Car manufacturers will be more of integrating some of these software components, which will come from the different from the different tier ones. They will have the platforms probably coming directly from the semiconductors where there will be a certain amount of base or platform software and ready to use SDKs which will be available from the semiconductor manufacturers, which will integrate all of this together. So the car manufacturers will be more integrating.
And if you see the second point, which is focus on the user experience features, whether it is HMI or the digital cockpit, what you want to name it. And second, the advanced driver assist features, L1, L2, L3, L4, and all the new areas that will be coming up with the vehicle. Some of the other cloud service providers continue to define what can be done at offboard, more coming up with more IoT services, specifically to the connected cars, and the cross industry players coming up with their containerized feature apps.

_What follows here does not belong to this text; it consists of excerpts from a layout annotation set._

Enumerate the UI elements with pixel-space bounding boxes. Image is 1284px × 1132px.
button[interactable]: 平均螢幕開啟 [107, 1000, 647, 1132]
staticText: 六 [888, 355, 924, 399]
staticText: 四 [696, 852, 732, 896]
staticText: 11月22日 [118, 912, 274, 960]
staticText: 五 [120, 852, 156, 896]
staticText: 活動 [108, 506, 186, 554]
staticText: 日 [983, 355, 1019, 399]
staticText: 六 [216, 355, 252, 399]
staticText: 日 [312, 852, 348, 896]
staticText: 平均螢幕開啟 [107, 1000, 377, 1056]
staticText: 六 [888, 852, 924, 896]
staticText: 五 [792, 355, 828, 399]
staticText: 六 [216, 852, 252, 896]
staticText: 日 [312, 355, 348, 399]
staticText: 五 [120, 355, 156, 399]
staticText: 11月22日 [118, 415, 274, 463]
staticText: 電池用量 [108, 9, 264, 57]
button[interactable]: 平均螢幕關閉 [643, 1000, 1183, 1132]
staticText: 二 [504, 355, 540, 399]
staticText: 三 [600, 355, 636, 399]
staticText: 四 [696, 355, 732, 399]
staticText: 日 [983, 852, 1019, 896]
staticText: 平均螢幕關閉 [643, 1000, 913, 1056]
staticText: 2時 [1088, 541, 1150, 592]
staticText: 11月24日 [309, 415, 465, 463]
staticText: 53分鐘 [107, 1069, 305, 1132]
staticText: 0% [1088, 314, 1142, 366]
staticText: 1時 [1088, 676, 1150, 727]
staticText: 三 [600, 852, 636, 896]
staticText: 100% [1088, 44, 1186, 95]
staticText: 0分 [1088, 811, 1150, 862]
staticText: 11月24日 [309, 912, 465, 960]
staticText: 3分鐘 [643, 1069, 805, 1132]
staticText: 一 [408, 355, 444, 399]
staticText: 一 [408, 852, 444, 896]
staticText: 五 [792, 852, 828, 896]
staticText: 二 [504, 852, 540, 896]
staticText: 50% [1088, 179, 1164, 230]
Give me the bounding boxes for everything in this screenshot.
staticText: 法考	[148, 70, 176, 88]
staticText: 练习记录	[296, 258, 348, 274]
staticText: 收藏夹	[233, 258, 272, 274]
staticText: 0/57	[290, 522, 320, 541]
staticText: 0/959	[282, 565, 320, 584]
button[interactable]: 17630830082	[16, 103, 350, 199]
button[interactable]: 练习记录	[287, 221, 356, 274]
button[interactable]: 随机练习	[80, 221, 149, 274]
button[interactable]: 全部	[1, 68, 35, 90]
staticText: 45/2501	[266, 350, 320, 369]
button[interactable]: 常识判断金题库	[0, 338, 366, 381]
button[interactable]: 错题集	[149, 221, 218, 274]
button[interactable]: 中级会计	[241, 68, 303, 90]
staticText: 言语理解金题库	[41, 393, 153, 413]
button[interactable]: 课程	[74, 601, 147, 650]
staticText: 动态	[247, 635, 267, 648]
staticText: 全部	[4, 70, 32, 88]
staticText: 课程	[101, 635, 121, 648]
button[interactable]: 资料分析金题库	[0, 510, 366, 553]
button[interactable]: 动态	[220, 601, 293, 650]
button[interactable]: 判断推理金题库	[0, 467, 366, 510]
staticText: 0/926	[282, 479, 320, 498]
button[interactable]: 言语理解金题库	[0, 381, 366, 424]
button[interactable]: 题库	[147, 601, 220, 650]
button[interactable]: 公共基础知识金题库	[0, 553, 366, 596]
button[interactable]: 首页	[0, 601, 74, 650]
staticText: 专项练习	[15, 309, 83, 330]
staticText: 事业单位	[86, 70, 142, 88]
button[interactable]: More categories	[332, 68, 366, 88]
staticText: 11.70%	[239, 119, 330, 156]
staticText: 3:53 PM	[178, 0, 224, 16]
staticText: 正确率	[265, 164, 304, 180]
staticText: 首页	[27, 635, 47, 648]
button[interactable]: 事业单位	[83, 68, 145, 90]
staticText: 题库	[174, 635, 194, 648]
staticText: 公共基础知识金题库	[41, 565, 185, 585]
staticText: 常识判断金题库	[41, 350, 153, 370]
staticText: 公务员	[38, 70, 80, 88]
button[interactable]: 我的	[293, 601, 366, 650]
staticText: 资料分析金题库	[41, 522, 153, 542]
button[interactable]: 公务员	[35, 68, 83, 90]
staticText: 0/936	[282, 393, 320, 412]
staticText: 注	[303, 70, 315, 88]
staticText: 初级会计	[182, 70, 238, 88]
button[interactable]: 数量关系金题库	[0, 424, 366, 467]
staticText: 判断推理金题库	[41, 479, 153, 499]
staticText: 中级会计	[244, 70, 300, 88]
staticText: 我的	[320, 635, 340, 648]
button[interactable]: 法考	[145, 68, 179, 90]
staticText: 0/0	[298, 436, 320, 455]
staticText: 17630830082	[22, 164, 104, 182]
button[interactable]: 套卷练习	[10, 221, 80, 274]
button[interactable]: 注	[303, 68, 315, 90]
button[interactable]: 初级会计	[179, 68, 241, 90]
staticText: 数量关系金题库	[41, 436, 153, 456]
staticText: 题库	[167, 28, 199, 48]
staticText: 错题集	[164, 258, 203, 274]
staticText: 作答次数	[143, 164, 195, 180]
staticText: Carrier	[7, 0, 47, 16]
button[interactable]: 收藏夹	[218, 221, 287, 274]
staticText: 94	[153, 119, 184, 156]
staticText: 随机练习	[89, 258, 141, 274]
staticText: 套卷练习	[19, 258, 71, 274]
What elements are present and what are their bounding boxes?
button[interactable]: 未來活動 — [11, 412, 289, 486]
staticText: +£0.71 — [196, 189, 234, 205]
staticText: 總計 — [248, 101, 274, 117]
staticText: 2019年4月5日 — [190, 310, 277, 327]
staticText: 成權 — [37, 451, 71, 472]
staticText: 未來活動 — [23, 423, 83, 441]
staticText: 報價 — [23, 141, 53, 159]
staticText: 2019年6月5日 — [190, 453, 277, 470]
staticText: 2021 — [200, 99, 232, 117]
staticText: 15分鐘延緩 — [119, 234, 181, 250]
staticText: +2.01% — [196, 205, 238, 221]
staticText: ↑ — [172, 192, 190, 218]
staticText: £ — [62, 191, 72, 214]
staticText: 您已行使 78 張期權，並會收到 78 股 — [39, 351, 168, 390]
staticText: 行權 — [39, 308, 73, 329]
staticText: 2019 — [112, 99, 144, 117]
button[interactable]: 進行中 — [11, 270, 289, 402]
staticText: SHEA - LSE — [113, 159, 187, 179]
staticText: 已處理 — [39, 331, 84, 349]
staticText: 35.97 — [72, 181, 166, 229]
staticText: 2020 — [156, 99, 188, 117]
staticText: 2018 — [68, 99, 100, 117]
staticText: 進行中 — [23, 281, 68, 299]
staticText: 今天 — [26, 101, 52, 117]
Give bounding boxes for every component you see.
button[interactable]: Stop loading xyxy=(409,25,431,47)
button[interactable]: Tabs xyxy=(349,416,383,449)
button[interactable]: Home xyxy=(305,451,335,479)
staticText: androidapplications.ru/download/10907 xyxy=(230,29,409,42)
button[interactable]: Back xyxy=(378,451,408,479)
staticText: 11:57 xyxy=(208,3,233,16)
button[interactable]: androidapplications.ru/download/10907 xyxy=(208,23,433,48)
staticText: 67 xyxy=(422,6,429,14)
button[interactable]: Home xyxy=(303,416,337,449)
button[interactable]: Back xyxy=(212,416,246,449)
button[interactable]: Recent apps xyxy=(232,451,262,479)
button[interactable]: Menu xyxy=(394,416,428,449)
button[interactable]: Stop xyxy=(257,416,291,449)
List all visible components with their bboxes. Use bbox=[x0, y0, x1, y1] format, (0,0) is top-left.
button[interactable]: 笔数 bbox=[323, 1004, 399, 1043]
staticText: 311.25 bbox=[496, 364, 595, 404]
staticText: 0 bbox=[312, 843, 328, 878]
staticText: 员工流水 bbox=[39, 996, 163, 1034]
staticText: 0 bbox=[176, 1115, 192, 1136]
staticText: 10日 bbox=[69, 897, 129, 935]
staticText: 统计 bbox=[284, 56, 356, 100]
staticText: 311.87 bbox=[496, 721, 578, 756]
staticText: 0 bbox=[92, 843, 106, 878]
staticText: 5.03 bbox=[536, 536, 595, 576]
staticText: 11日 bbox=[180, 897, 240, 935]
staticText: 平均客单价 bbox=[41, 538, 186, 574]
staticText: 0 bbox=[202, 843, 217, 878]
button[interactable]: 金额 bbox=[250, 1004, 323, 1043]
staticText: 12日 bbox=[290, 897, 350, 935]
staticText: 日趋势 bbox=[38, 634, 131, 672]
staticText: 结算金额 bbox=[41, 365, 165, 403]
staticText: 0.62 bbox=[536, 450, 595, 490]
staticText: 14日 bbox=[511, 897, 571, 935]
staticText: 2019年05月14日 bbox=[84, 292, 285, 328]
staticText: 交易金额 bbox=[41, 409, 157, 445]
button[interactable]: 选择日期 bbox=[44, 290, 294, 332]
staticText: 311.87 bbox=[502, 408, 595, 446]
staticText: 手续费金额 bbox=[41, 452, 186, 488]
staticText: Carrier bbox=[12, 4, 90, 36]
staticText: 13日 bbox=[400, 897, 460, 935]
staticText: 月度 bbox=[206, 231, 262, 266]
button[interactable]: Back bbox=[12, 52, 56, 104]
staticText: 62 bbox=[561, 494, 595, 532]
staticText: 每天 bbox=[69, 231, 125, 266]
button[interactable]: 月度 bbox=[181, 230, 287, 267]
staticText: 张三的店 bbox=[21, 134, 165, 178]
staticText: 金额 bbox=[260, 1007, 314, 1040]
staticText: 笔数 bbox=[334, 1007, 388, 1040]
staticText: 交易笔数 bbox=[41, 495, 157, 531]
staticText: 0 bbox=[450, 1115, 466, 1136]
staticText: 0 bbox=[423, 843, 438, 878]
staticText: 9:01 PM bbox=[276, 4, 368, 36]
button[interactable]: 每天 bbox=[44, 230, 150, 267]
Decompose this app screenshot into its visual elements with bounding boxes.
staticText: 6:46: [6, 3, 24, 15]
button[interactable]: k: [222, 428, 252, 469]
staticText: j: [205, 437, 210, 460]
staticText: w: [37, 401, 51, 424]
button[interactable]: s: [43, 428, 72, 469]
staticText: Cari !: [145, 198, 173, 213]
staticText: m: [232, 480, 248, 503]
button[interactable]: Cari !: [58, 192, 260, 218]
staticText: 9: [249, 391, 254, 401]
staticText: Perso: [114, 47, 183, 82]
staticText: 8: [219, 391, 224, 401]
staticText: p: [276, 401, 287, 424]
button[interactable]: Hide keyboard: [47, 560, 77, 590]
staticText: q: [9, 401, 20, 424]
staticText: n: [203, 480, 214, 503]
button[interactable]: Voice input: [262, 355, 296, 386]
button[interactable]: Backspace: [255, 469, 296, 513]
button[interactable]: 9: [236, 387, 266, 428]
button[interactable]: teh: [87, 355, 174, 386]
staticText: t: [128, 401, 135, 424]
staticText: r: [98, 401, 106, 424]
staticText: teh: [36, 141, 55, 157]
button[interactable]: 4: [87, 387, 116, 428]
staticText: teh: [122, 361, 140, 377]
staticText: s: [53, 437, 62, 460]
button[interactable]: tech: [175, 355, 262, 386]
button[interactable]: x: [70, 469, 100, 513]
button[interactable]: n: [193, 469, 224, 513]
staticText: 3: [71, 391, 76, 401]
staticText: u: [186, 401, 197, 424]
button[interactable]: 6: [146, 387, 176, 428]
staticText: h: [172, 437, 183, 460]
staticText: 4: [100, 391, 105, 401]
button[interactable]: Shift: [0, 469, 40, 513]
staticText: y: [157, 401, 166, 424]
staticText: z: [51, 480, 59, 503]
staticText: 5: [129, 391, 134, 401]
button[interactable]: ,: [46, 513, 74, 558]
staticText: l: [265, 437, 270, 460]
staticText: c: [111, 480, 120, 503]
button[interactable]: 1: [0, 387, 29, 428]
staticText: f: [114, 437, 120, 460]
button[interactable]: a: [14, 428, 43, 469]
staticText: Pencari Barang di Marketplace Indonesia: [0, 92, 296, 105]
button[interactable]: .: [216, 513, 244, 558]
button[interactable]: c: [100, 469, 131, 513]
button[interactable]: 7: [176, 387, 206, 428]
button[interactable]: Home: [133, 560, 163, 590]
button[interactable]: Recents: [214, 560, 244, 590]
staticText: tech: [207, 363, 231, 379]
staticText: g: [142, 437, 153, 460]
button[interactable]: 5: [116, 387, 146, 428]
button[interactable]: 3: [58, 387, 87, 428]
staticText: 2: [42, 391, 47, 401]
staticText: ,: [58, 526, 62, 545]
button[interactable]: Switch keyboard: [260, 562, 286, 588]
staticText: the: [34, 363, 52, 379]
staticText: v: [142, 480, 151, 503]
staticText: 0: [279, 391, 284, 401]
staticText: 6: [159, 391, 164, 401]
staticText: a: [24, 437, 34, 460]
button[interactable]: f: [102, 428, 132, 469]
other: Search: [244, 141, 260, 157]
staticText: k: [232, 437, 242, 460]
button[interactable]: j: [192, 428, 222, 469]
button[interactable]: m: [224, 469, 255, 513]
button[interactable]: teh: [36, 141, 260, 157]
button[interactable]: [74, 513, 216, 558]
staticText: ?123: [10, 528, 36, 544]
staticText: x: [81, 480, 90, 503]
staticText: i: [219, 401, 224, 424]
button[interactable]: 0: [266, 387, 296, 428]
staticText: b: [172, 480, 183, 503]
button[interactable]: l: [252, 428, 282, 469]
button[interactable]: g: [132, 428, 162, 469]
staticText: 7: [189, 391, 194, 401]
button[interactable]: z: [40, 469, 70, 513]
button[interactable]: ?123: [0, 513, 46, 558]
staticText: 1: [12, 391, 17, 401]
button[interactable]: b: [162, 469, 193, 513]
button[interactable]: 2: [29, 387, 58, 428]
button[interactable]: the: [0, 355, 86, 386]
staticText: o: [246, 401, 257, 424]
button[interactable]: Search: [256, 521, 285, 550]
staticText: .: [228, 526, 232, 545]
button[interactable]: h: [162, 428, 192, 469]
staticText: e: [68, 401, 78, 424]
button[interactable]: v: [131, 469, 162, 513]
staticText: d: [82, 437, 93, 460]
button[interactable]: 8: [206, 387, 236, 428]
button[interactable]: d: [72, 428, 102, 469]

So that's a quick overview of what each of these stakeholders will do. And probably people like us at TCS or engineering service providers will always constantly be building this ecosystem where we will need to work with semiconductors, understand what the next chips are going to do, what their features are going to be, quickly build accelerators around it, take those accelerators, take it to the OEM, take it to the tier ones, and actually make them ready for being used in productization or taking it to a faster go to market.
Finally, the tool providers, of course, this is the digital thread I would call connecting all the development processes which are going to be there in the entire development process and how it can be linked, seamlessly integrated, ensuring that there is a trace and right from the concept to the production how that can be managed and even probably with the post-production issues which are likely to come up.
So that's a quick overview of what I think the different technologies are going to do. A recap, AI ML, chips, the next gen compute, virtualization, the immersive experience, and all of that coming together and providing. And each one of the stakeholders. I would think would be drawing their own roadmaps of how these technologies will be utilized and where they're trended. If you observe one other thing which here this line between them is blurring. I can tell you that certain semiconductor manufacturers are actually thinking of developing software directly for the OEM. And this includes the domain software as well.
So there is a lot of blurring of lines which is happening where who is going to do what is tomorrow going to be more technology driven rather than actually having the silos with respect to the different stakeholders in the industry today. So that's where I think the future will go maybe five or 10 years across the line. So that's a quick overview of what I wanted to cover in my keynote today. Thanks a lot for listening in. And thank you, MathWorks, for the opportunity to present here.